Já o pitoco possui uma peculiaridade, este não possuía a realização do baile, por isso ser denominado “pitoco”, por não ser uma atividade completa. Esse tipo de mutirão era utilizado principalmente para a sapecada de erva mate que era cortada durante o dia e sapecada à noite, atividade que, muitas vezes, ocorria até altas horas. Para realização do sapeco de erva mate, eram construídas caieiras de lenha com aproximadamente um metro e meio de altura, à noite a atividade era basicamente a sapeca da erva. No outro dia, realizavam-se os trabalhos de quebra da erva mate para a realização dos feixes que seguiam para secar nos carijos (barbaquás). De acordo com Gapinski e Campigotto (2010) os puxirões denominados “pitoco” não possuíam a realização do baile.

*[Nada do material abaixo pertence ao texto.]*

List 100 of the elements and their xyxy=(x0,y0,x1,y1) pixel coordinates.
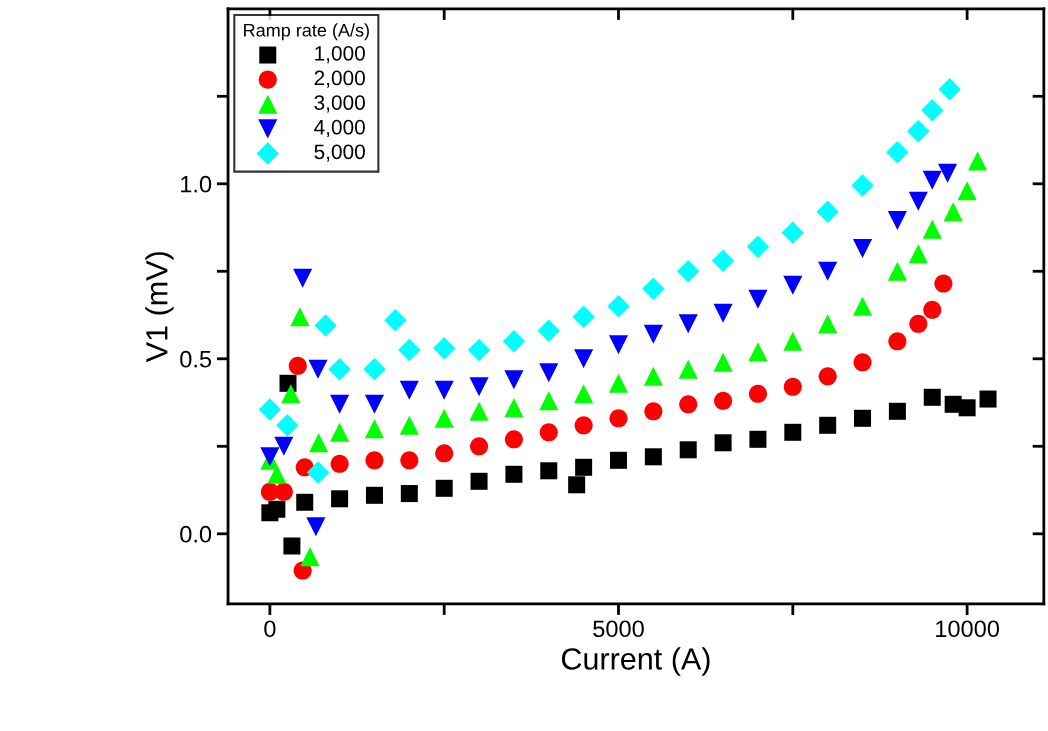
point xyxy=(748,342,768,362)
point xyxy=(938,78,961,101)
point xyxy=(979,390,997,408)
point xyxy=(399,380,419,400)
point xyxy=(400,451,419,470)
point xyxy=(852,238,873,259)
point xyxy=(435,479,453,497)
point xyxy=(328,358,351,381)
point xyxy=(923,300,942,319)
point xyxy=(314,314,337,337)
point xyxy=(572,305,595,328)
point xyxy=(279,374,297,392)
y-tick-label: 0.0 xyxy=(180,525,212,543)
point xyxy=(958,399,976,417)
point xyxy=(293,268,313,288)
x-tick-label: 5000 xyxy=(593,620,644,638)
point xyxy=(568,476,586,494)
point xyxy=(943,202,963,222)
point xyxy=(908,244,928,264)
point xyxy=(609,451,627,469)
point xyxy=(746,235,770,258)
point xyxy=(679,395,698,414)
point xyxy=(434,408,454,428)
point xyxy=(283,537,301,555)
point xyxy=(851,174,874,197)
point xyxy=(290,307,310,327)
point xyxy=(504,430,523,449)
point xyxy=(539,363,559,383)
point xyxy=(281,384,301,404)
legend-label: 4,000 xyxy=(314,119,365,138)
point xyxy=(783,331,803,351)
point xyxy=(934,274,953,293)
point xyxy=(922,170,942,190)
legend-label: 3,000 xyxy=(314,95,365,113)
point xyxy=(268,500,286,518)
point xyxy=(435,444,454,463)
point xyxy=(784,423,802,441)
point xyxy=(467,338,491,362)
point xyxy=(539,391,559,411)
point xyxy=(470,472,488,490)
point xyxy=(306,461,330,484)
x-tick-label: 10000 xyxy=(936,620,1000,638)
point xyxy=(853,353,872,372)
point xyxy=(678,314,698,334)
legend-label: 1,000 xyxy=(315,45,365,64)
point xyxy=(922,219,942,239)
point xyxy=(854,409,872,427)
point xyxy=(816,200,839,223)
point xyxy=(909,314,928,333)
point xyxy=(330,394,350,414)
point xyxy=(968,151,988,171)
point xyxy=(923,388,941,406)
point xyxy=(398,338,421,362)
point xyxy=(364,419,385,439)
point xyxy=(574,384,594,404)
point xyxy=(537,319,560,342)
point xyxy=(258,398,282,421)
point xyxy=(887,261,907,281)
point xyxy=(296,493,314,511)
y-tick-label: 0.5 xyxy=(180,350,212,368)
point xyxy=(330,454,349,473)
point xyxy=(300,546,320,567)
point xyxy=(274,436,294,456)
point xyxy=(308,359,328,379)
point xyxy=(748,289,768,309)
point xyxy=(852,296,873,316)
point xyxy=(679,441,697,459)
point xyxy=(644,402,663,421)
point xyxy=(818,314,838,334)
point xyxy=(540,462,558,480)
point xyxy=(609,409,628,428)
point xyxy=(432,337,456,360)
point xyxy=(887,210,907,231)
point xyxy=(678,359,698,379)
point xyxy=(644,448,662,466)
point xyxy=(608,335,629,355)
point xyxy=(921,99,944,122)
point xyxy=(607,295,630,318)
point xyxy=(575,458,593,476)
point xyxy=(714,391,733,410)
point xyxy=(306,517,326,537)
point xyxy=(908,191,928,211)
y-axis-title: V1 (mV) xyxy=(145,252,174,363)
point xyxy=(288,356,307,375)
point xyxy=(749,430,767,448)
point xyxy=(677,260,700,283)
point xyxy=(400,485,418,503)
point xyxy=(469,437,489,456)
point xyxy=(274,482,293,501)
point xyxy=(469,377,489,397)
legend-label: 2,000 xyxy=(314,70,365,88)
point xyxy=(748,384,767,403)
point xyxy=(783,275,803,295)
point xyxy=(888,332,907,351)
point xyxy=(574,349,594,369)
point xyxy=(783,377,802,396)
point xyxy=(819,416,837,434)
point xyxy=(642,277,665,300)
point xyxy=(364,394,385,414)
point xyxy=(818,367,837,386)
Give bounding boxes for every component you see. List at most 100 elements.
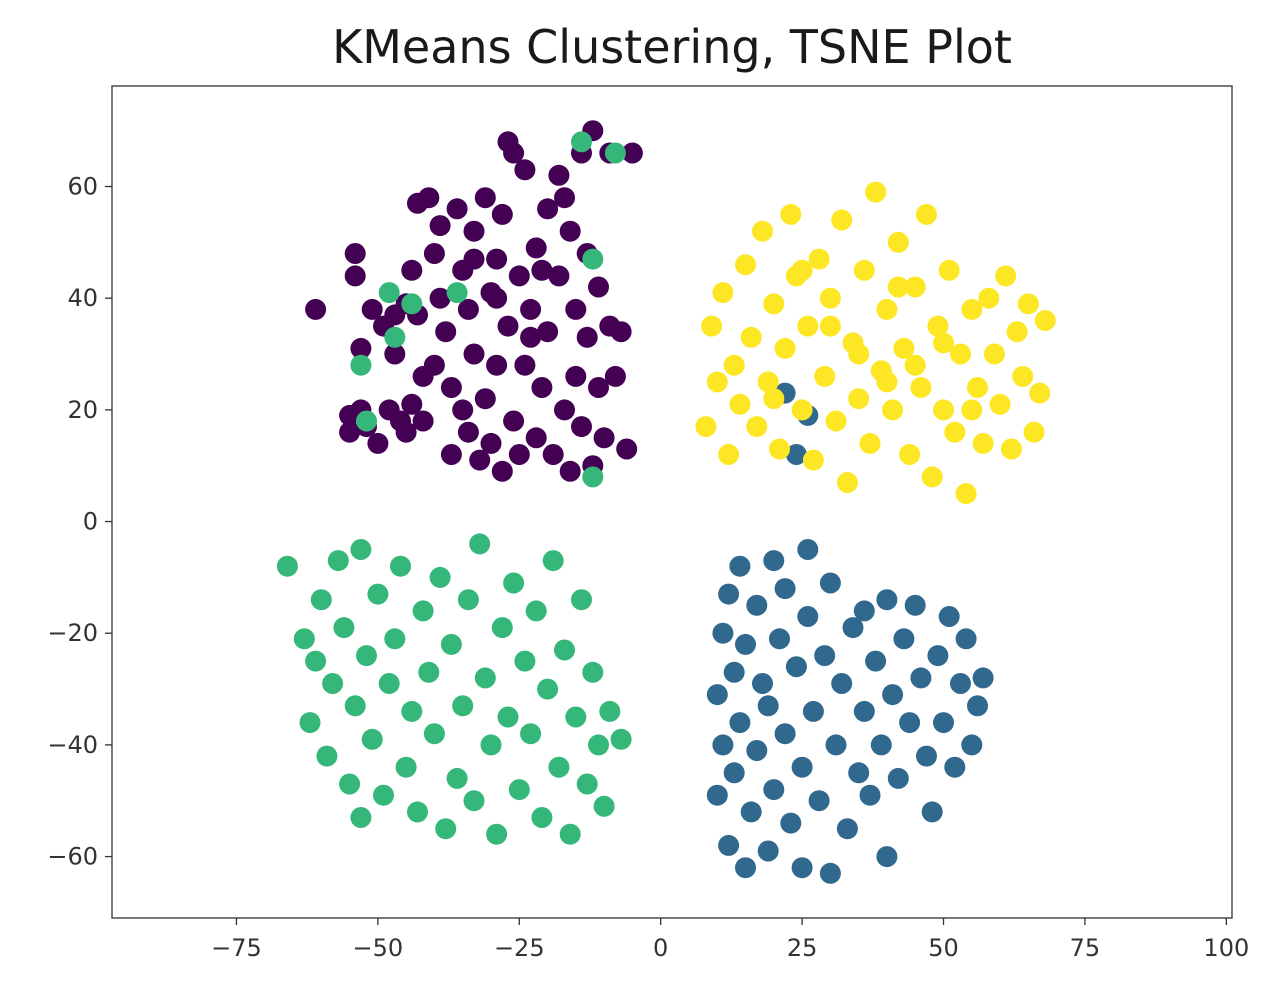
scatter-point-cluster-0-36 <box>469 449 491 471</box>
scatter-point-cluster-0-8 <box>361 298 383 320</box>
scatter-point-cluster-2-1 <box>293 628 315 650</box>
scatter-point-cluster-2-34 <box>474 667 496 689</box>
scatter-point-cluster-2-30 <box>452 695 474 717</box>
scatter-point-cluster-3-20 <box>808 248 830 270</box>
scatter-point-cluster-2-46 <box>542 550 564 572</box>
scatter-point-cluster-2-54 <box>588 734 609 756</box>
x-tick-label: 0 <box>653 934 668 962</box>
scatter-point-cluster-3-38 <box>910 377 932 398</box>
scatter-point-cluster-0-27 <box>440 444 462 465</box>
scatter-point-cluster-2-4 <box>310 589 332 611</box>
scatter-point-cluster-0-41 <box>486 248 508 270</box>
scatter-point-cluster-2-16 <box>373 784 394 806</box>
scatter-point-cluster-3-12 <box>763 293 785 315</box>
scatter-point-cluster-0-15 <box>395 421 417 443</box>
scatter-point-cluster-0-49 <box>508 444 530 465</box>
scatter-point-cluster-3-55 <box>1006 321 1028 343</box>
scatter-point-cluster-2-17 <box>378 673 400 694</box>
scatter-point-cluster-2-25 <box>423 723 445 745</box>
scatter-point-cluster-1-19 <box>763 779 785 801</box>
scatter-point-cluster-0-57 <box>537 321 559 343</box>
scatter-point-cluster-0-44 <box>491 203 513 225</box>
scatter-point-cluster-2-51 <box>571 589 592 611</box>
scatter-point-cluster-0-17 <box>401 259 423 281</box>
scatter-point-cluster-3-43 <box>938 259 960 281</box>
scatter-point-cluster-1-13 <box>746 594 768 616</box>
scatter-point-cluster-1-30 <box>808 790 830 812</box>
scatter-point-cluster-2-11 <box>350 807 372 828</box>
scatter-point-cluster-3-42 <box>933 399 954 421</box>
scatter-point-cluster-3-29 <box>859 432 881 454</box>
scatter-point-cluster-0-26 <box>435 321 457 343</box>
scatter-point-cluster-2-28 <box>440 633 462 655</box>
scatter-point-cluster-0-82 <box>554 187 575 209</box>
scatter-point-cluster-0-78 <box>610 321 632 343</box>
scatter-point-cluster-3-62 <box>819 315 841 337</box>
scatter-point-cluster-3-64 <box>904 354 926 376</box>
scatter-point-cluster-2-27 <box>435 818 457 840</box>
y-tick-label: 0 <box>83 508 98 536</box>
scatter-point-cluster-3-69 <box>887 276 909 298</box>
scatter-point-cluster-2-9 <box>339 773 361 795</box>
scatter-point-cluster-0-77 <box>604 365 626 387</box>
scatter-point-cluster-0-83 <box>463 248 485 270</box>
y-tick-label: 20 <box>67 396 98 424</box>
scatter-point-cluster-3-57 <box>1017 293 1039 315</box>
scatter-point-cluster-0-85 <box>429 287 451 309</box>
scatter-point-cluster-1-24 <box>785 656 807 678</box>
scatter-point-cluster-2-23 <box>412 600 434 622</box>
scatter-point-cluster-3-2 <box>706 371 728 393</box>
scatter-point-cluster-2-19 <box>390 555 411 577</box>
scatter-point-cluster-2-22 <box>407 801 428 823</box>
scatter-point-cluster-2-61 <box>378 282 400 304</box>
scatter-point-cluster-2-20 <box>395 756 417 778</box>
scatter-point-cluster-1-60 <box>961 734 983 756</box>
scatter-point-cluster-1-16 <box>757 840 779 862</box>
scatter-point-cluster-1-27 <box>797 539 819 560</box>
scatter-point-cluster-3-8 <box>740 326 762 348</box>
scatter-point-cluster-0-22 <box>418 187 440 209</box>
scatter-point-cluster-0-28 <box>440 377 462 398</box>
scatter-point-cluster-3-40 <box>921 466 943 488</box>
scatter-point-cluster-1-33 <box>819 572 841 594</box>
scatter-point-cluster-3-36 <box>899 444 921 465</box>
scatter-point-cluster-1-18 <box>763 550 785 572</box>
scatter-point-cluster-1-23 <box>780 812 802 834</box>
scatter-point-cluster-2-15 <box>367 583 389 605</box>
scatter-point-cluster-3-18 <box>797 315 819 337</box>
scatter-point-cluster-3-13 <box>769 438 790 460</box>
x-tick-label: 75 <box>1070 934 1101 962</box>
scatter-point-cluster-2-53 <box>582 661 604 683</box>
y-axis: −60 −40 −20 0 20 40 60 <box>47 173 112 871</box>
scatter-point-cluster-2-0 <box>276 555 298 577</box>
scatter-point-cluster-1-0 <box>706 684 728 706</box>
scatter-point-cluster-0-4 <box>344 243 366 264</box>
scatter-point-cluster-1-7 <box>723 762 745 784</box>
scatter-point-cluster-3-53 <box>995 265 1017 287</box>
scatter-point-cluster-0-3 <box>344 265 366 287</box>
scatter-point-cluster-3-15 <box>780 203 802 225</box>
scatter-point-cluster-1-36 <box>836 818 858 840</box>
scatter-point-cluster-2-42 <box>520 723 542 745</box>
scatter-point-cluster-3-30 <box>865 181 887 203</box>
scatter-point-cluster-0-52 <box>520 298 542 320</box>
scatter-point-cluster-2-47 <box>548 756 570 778</box>
scatter-point-cluster-1-3 <box>712 734 734 756</box>
scatter-point-cluster-3-51 <box>983 343 1005 365</box>
scatter-point-cluster-3-60 <box>1034 310 1056 331</box>
scatter-point-cluster-1-51 <box>910 667 932 689</box>
scatter-point-cluster-0-56 <box>537 198 559 220</box>
scatter-point-cluster-0-65 <box>565 365 587 387</box>
scatter-point-cluster-0-72 <box>588 377 609 398</box>
scatter-point-cluster-3-45 <box>950 343 971 365</box>
scatter-point-cluster-3-9 <box>746 416 768 438</box>
y-tick-label: −60 <box>47 843 98 871</box>
scatter-point-cluster-3-25 <box>836 472 858 493</box>
scatter-point-cluster-1-8 <box>729 555 751 577</box>
scatter-point-cluster-1-25 <box>791 756 813 778</box>
x-tick-label: 25 <box>787 934 818 962</box>
scatter-point-cluster-2-2 <box>299 712 321 734</box>
scatter-point-cluster-3-58 <box>1023 421 1045 443</box>
scatter-point-cluster-2-65 <box>350 354 372 376</box>
scatter-point-cluster-1-43 <box>870 734 892 756</box>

[...] eram realizados bailes envolvendo os que trabalharam como forma de agradecimento e também de pagamento pelo dia trabalhado. Somente quem trabalhou poderia participar, quem não ajudou no mutirão e quisesse participar do baile teria que pagar a entrada. Moças não pagavam a entrada, todavia não poderiam dar “Carão” em ninguém, ou seja, teriam que dançar com todos que a convidassem. Quando aconteciam os mutirões sem o baile, essa prática é chamada pelos faxinalenses de “Pitoco” (GAPINSKI; CAMPIGOTTO, 2010, p. 23).

As colheitas de erva mate eram chamadas de “Serão”, pois o trabalho ia até altas horas da noite e para passar o tempo e animar os trabalhadores, recitava-se décimas musicais.

A Décima é uma forma poética com estrofe de dez versos, forma de versos realizados no serão. Esta intitulada “Conselho da rapaziada”.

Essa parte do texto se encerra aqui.